Compared with areas with high insured amounts such as the United States, my country’s 2% bid guarantee is more difficult to encourage contractors to treat bidding more cautiously and establish a reasonable minimum evaluation guarantee for winning the bid. The 10% performance guarantee can only play a limited role. of breach of contract regulation. In addition, the pre-qualification effect that high-insured bidding guarantees can play and the owner protection role that high-insured performance guarantees can play will also be greatly reduced in the case of low insured amounts.
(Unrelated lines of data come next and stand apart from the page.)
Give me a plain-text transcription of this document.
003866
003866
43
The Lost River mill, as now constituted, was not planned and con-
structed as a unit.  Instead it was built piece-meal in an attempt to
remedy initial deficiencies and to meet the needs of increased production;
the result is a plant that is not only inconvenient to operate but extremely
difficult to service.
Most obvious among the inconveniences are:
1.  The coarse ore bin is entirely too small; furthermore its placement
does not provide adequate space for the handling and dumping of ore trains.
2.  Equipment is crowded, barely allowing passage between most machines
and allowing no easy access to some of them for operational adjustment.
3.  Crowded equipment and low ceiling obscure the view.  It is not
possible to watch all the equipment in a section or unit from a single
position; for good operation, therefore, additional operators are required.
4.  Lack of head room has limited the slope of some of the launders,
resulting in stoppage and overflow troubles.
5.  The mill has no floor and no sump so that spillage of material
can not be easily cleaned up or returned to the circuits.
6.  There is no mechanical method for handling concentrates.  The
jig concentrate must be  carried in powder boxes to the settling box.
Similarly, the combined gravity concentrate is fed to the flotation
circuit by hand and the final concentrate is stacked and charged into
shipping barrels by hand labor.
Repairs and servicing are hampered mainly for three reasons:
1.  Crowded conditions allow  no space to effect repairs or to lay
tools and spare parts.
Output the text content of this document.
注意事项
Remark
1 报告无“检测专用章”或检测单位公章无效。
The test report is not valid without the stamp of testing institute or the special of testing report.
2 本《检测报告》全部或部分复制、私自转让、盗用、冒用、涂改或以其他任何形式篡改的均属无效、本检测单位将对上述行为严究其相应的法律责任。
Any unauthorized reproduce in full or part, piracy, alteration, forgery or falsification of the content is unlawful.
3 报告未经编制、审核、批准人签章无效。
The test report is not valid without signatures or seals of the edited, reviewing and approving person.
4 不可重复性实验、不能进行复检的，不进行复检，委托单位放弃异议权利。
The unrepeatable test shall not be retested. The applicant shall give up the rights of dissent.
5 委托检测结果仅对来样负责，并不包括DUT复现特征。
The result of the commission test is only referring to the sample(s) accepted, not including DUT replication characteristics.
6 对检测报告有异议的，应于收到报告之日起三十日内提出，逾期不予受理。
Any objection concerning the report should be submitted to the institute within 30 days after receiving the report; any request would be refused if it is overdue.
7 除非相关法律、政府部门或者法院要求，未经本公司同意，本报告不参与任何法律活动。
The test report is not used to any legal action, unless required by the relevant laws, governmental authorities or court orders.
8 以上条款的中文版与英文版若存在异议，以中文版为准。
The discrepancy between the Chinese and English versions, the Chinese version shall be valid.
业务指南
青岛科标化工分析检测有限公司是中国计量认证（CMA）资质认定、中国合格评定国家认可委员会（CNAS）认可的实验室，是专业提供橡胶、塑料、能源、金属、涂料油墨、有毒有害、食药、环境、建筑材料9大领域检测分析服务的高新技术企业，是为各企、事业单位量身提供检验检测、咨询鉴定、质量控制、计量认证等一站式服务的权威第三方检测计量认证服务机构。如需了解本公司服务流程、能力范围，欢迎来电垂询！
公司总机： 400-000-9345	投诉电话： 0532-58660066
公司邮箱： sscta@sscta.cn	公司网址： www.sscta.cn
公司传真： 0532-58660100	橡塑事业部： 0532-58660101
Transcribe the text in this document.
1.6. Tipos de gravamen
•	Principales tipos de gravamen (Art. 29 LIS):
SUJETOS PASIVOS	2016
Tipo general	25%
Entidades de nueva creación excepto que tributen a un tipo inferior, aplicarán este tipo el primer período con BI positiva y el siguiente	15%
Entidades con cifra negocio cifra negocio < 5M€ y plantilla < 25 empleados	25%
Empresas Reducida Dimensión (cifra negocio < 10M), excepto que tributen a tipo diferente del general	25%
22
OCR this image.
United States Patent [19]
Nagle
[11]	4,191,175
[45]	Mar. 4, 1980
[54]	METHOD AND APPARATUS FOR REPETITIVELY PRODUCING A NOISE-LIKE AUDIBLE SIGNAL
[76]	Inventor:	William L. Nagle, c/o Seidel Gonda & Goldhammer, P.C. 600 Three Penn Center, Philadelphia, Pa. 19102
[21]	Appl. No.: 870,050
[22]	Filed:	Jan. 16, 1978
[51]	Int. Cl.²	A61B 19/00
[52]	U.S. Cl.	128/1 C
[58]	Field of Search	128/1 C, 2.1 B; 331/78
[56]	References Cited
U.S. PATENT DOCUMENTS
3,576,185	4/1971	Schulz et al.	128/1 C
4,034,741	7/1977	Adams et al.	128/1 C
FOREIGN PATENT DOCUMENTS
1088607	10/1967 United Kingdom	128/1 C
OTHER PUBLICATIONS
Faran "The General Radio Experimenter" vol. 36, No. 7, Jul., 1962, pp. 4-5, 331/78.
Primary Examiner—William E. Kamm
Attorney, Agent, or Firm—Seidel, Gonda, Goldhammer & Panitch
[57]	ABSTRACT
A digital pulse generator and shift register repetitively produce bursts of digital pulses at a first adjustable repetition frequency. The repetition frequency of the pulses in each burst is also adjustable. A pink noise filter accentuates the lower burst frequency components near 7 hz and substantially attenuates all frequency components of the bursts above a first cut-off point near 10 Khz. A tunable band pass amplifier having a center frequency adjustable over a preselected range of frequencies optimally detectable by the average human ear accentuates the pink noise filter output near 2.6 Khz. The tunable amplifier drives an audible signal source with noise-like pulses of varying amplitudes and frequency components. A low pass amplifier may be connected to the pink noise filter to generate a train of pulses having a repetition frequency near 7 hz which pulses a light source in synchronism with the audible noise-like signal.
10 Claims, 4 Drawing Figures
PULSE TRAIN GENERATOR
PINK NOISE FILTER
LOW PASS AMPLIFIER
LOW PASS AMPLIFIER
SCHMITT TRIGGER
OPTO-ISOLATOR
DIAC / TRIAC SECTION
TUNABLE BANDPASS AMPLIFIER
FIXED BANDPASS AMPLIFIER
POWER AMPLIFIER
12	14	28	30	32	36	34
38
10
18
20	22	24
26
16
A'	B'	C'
It is worth noting that the regulatory authorities have consciously guided the development of performance guarantees towards high insured amounts: on September 24, the General Office of the State Council forwarded the Ministry of Housing and Urban-Rural Development’s "Notice on Improving the Quality Assurance System and Improving the Quality of Construction Projects" After requiring "the implementation of high-insurance performance guarantees for the exploration of using the lowest bid to win the bid," on September 30, the Ministry of Housing and Urban-Rural Development also issued the "Guiding Opinions on Further Strengthening the Bidding Supervision of Housing Construction and Municipal Infrastructure Projects (Draft for Comment)" to Explore the implementation of high-insurance performance guarantees using the lowest reasonable bid price.
In addition, the "Guiding Opinions on Accelerating the Implementation of the Project Guarantee System for Housing Construction and Municipal Infrastructure Projects" jointly issued by six departments also deleted the sentence "the amount of the bid guarantee shall not exceed the bidding project" in the previous draft for comments. 2% of the estimated price, with a maximum of no more than 800,000 yuan," which leaves room for innovation in bidding guarantees to increase the insured amount.
Starting from the relationship between the owner and the contractor, using bid guarantees and performance guarantees to establish a mechanism of rights, responsibilities, and benefits that are relatively independent and interdependent is an important means to improve the lowest bid winning method. At the same time, promoting the marketization of the project cost management system and encouraging the diversification of property rights of bidding groups are also necessary supporting measures.
Taken together, the role of the lowest bidder in winning the bid is predicated on a sound market mechanism, risk control measures in place, and a complete credit system. While implementing the lowest price winning bid law, we must establish and improve a constraint guarantee mechanism and comprehensively constrain bidding from the legal, technical and moral levels to ensure its smooth implementation.